As June 1, 2017 marks the fiftieth anniversary of the release of the Beatles' Sgt. Pepper's Lonely Hearts Club Band, I thought that, between now and June, I'd take a look at some of the songs on the album and how they were conceived and recorded.
As noted earlier, two of the first three songs recorded for what became Sgt. Pepper, "Strawberry Fields Forever" and "Penny Lane," were released as a double A-side single instead of appearing on the album. The third song, "When I'm Sixty-Four," was thus the first song on the actual LP to be recorded.
Sgt. Pepper was first heard in June 1967 as a giant leap forward for rock, with its new songs and innovative sounds and arrangements. Ironically, "When I'm Sixty-Four" was unabashedly retrograde, its clarinets, bass and piano coming out of the early days of music-hall jazz. Also, "When I'm Sixty-Four" itself was not a new song, having been written by Paul McCartney in 1958 when he was sixteen (64 is 16 quadrupled) and played by the Beatles in clubs during their stays in Hamburg whenever the electricity went out or their amplifiers broke down, so they could keep the show going.

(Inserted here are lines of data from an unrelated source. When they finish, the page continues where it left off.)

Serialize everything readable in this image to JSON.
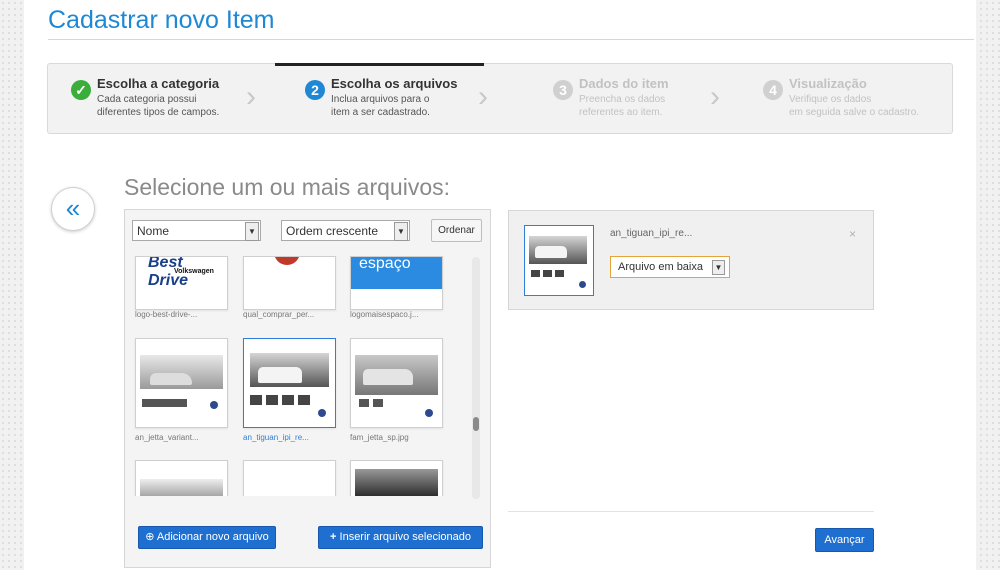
{
  "page": {
    "title": "Cadastrar novo Item"
  },
  "steps": [
    {
      "status": "done",
      "number": "✓",
      "title": "Escolha a categoria",
      "desc1": "Cada categoria possui",
      "desc2": "diferentes tipos de campos."
    },
    {
      "status": "active",
      "number": "2",
      "title": "Escolha os arquivos",
      "desc1": "Inclua arquivos para o",
      "desc2": "item a ser cadastrado."
    },
    {
      "status": "pending",
      "number": "3",
      "title": "Dados do item",
      "desc1": "Preencha os dados",
      "desc2": "referentes ao item."
    },
    {
      "status": "pending",
      "number": "4",
      "title": "Visualização",
      "desc1": "Verifique os dados",
      "desc2": "em seguida salve o cadastro."
    }
  ],
  "section_title": "Selecione um ou mais arquivos:",
  "browser": {
    "sort_field": "Nome",
    "sort_order": "Ordem crescente",
    "order_button": "Ordenar",
    "files": [
      {
        "name": "logo-best-drive-...",
        "thumb_text": "Best Drive",
        "thumb_sub": "Volkswagen",
        "selected": false
      },
      {
        "name": "qual_comprar_per...",
        "thumb_text": "",
        "thumb_sub": "",
        "selected": false
      },
      {
        "name": "logomaisespaco.j...",
        "thumb_text": "espaço",
        "thumb_sub": "",
        "selected": false
      },
      {
        "name": "an_jetta_variant...",
        "thumb_text": "",
        "thumb_sub": "",
        "selected": false
      },
      {
        "name": "an_tiguan_ipi_re...",
        "thumb_text": "",
        "thumb_sub": "",
        "selected": true
      },
      {
        "name": "fam_jetta_sp.jpg",
        "thumb_text": "",
        "thumb_sub": "",
        "selected": false
      }
    ],
    "add_button": "Adicionar novo arquivo",
    "insert_button": "Inserir arquivo selecionado",
    "add_icon": "plus-circle-icon",
    "insert_icon": "plus-icon"
  },
  "selected": {
    "name": "an_tiguan_ipi_re...",
    "mode": "Arquivo em baixa",
    "close": "×"
  },
  "next_button": "Avançar",
  "back_icon": "chevron-left-icon",
  "colors": {
    "accent": "#1e88d4",
    "button": "#1f6fd0",
    "success": "#3aad3a",
    "highlight": "#e5a43a"
  }
}
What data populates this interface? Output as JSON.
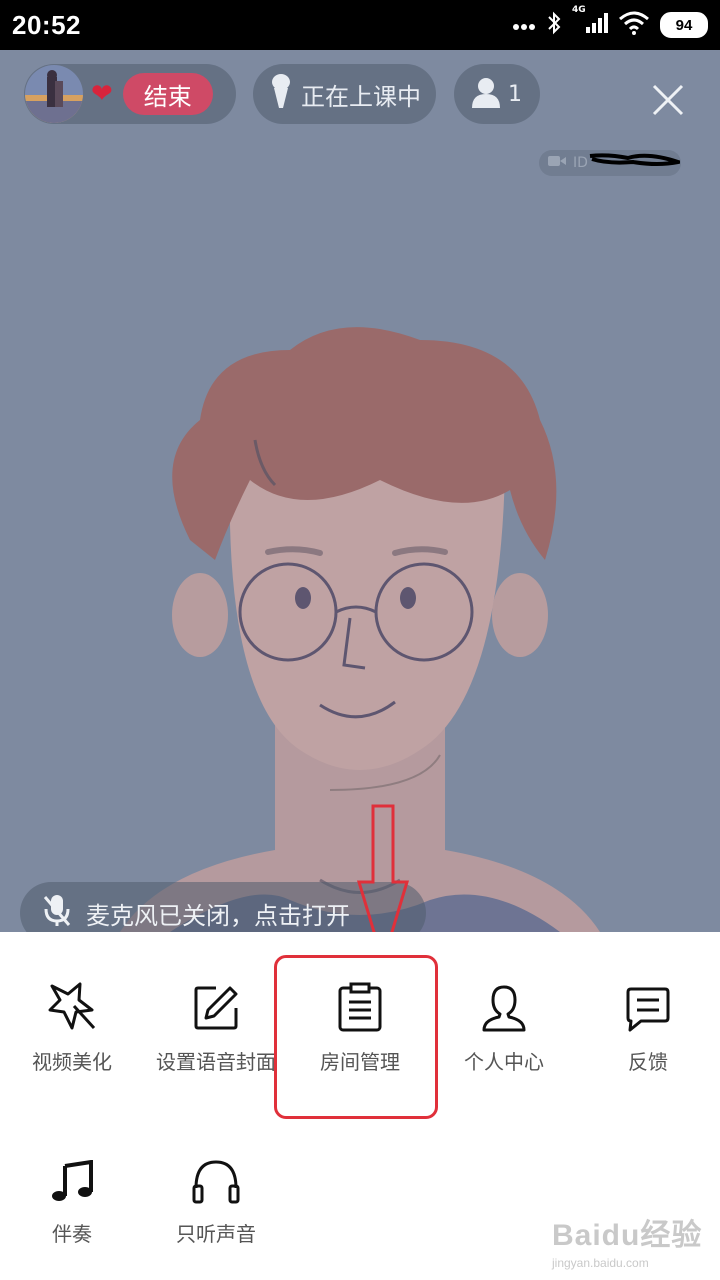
{
  "status_bar": {
    "time": "20:52",
    "network": "4G",
    "battery": "94",
    "icons": [
      "dots-icon",
      "bluetooth-icon",
      "signal-icon",
      "wifi-icon",
      "battery-icon"
    ]
  },
  "header": {
    "end_label": "结束",
    "class_status": "正在上课中",
    "people_count": "1",
    "id_label": "ID"
  },
  "mic_notice": "麦克风已关闭，点击打开",
  "menu": {
    "items": [
      {
        "label": "视频美化",
        "icon": "magic-wand-icon"
      },
      {
        "label": "设置语音封面",
        "icon": "edit-icon"
      },
      {
        "label": "房间管理",
        "icon": "clipboard-icon"
      },
      {
        "label": "个人中心",
        "icon": "user-icon"
      },
      {
        "label": "反馈",
        "icon": "message-icon"
      },
      {
        "label": "伴奏",
        "icon": "music-note-icon"
      },
      {
        "label": "只听声音",
        "icon": "headphones-icon"
      }
    ]
  },
  "annotation": {
    "highlight_color": "#e0303a"
  },
  "watermark": {
    "brand": "Baidu经验",
    "url": "jingyan.baidu.com"
  }
}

"When I'm Sixty-Four" wasn't rock and roll, which is why it went unrecorded for so long. But at the beginning of the Sgt. Pepper sessions in late 1966, with little new material available, the Beatles took a stab at it. One likely reason for Paul suggesting the song as a Beatles track at that point was the fact that his father, Jim McCartney, had turned 64 earlier that year. (Hunter Davies, the Beatles' official biographer, mistakenly reported in his book that it was in fact written for Jim McCartney.) John Lennon was not a fan of the song. "I would never even dream of writing a song like that," he later admitted.
The recording of "When I'm Sixty-Four" was begun on December 6, 1966, and recorded in four takes; it was not a hard song to get on tape. (One piece of studio trickery was used - Paul's recorded vocals were mixed a semitone higher than his natural voice to make him sound like he was sixteen, when he wrote it, as opposed to sounding like he was 24, when he actually recorded it.) Its lyrics about a teenager imagining himself and his girlfriend growing older together were actually quite revolutionary in a way, as no one in rock and roll - either the stars or the fans - had ever contemplated old age. (Family, of course, would imagine life from the cradle to the grave in their 1969 masterpiece "The Weaver's Answer," even sharing with "When I'm Sixty-Four" an observation about grandchildren on one's knee.)
"When I'm Sixty-Four" fits well into Sgt. Pepper's song cycle of innocence and experience, and while few people would consider it one of their favorite Beatles songs, it did inspire the intriguing piece of artwork below.
In the late 1960s, illustrator Michael Leonard drew this sketch of what the Beatles might look like some time between 2004 and 2007, the period when they would all reach 64. It's sort of sad to see John and George depicted in their sixties while knowing that they never made it that far. But the depictions of them here seem quite inaccurate; John looks like he belongs in a Sherlock Holmes movie, and George looks like a member of a late-period Jethro Tull lineup. (George may have said that if you're going to be in a band it might as well be the Beatles, but he never said that if you're going to be in a band it might as well be Jethro Tull.) Leonard got Ringo and Paul completely wrong; Ringo still looks young going toward 77 years of age, completely different from the crochety coot depicted above, while Paul, nearing 75, still looks like the rock star he is; here he looks like the banker who doesn't wear a raincoat. Though, of course, he's much richer. But even Paul's and Ringo's youthful looks in old age can't conceal the fact that they are, in fact, old.
Rock and roll, saddled by a thinning gerontocracy these days and in bad need of younger artists to take the torch (the few young rockers who have emerged in recent years don't seem to last long enough to carry it), seems to be on its last legs, but even the Beatles, at the height of their careers, could see that they weren't going to be young forever, and neither was the music. Maybe that's why, even as Sgt. Pepper, with its psychedelic sounds and electronic effects, is thought to be the most dated Beatles album, "When I'm Sixty-Four" may now be its most relevant song.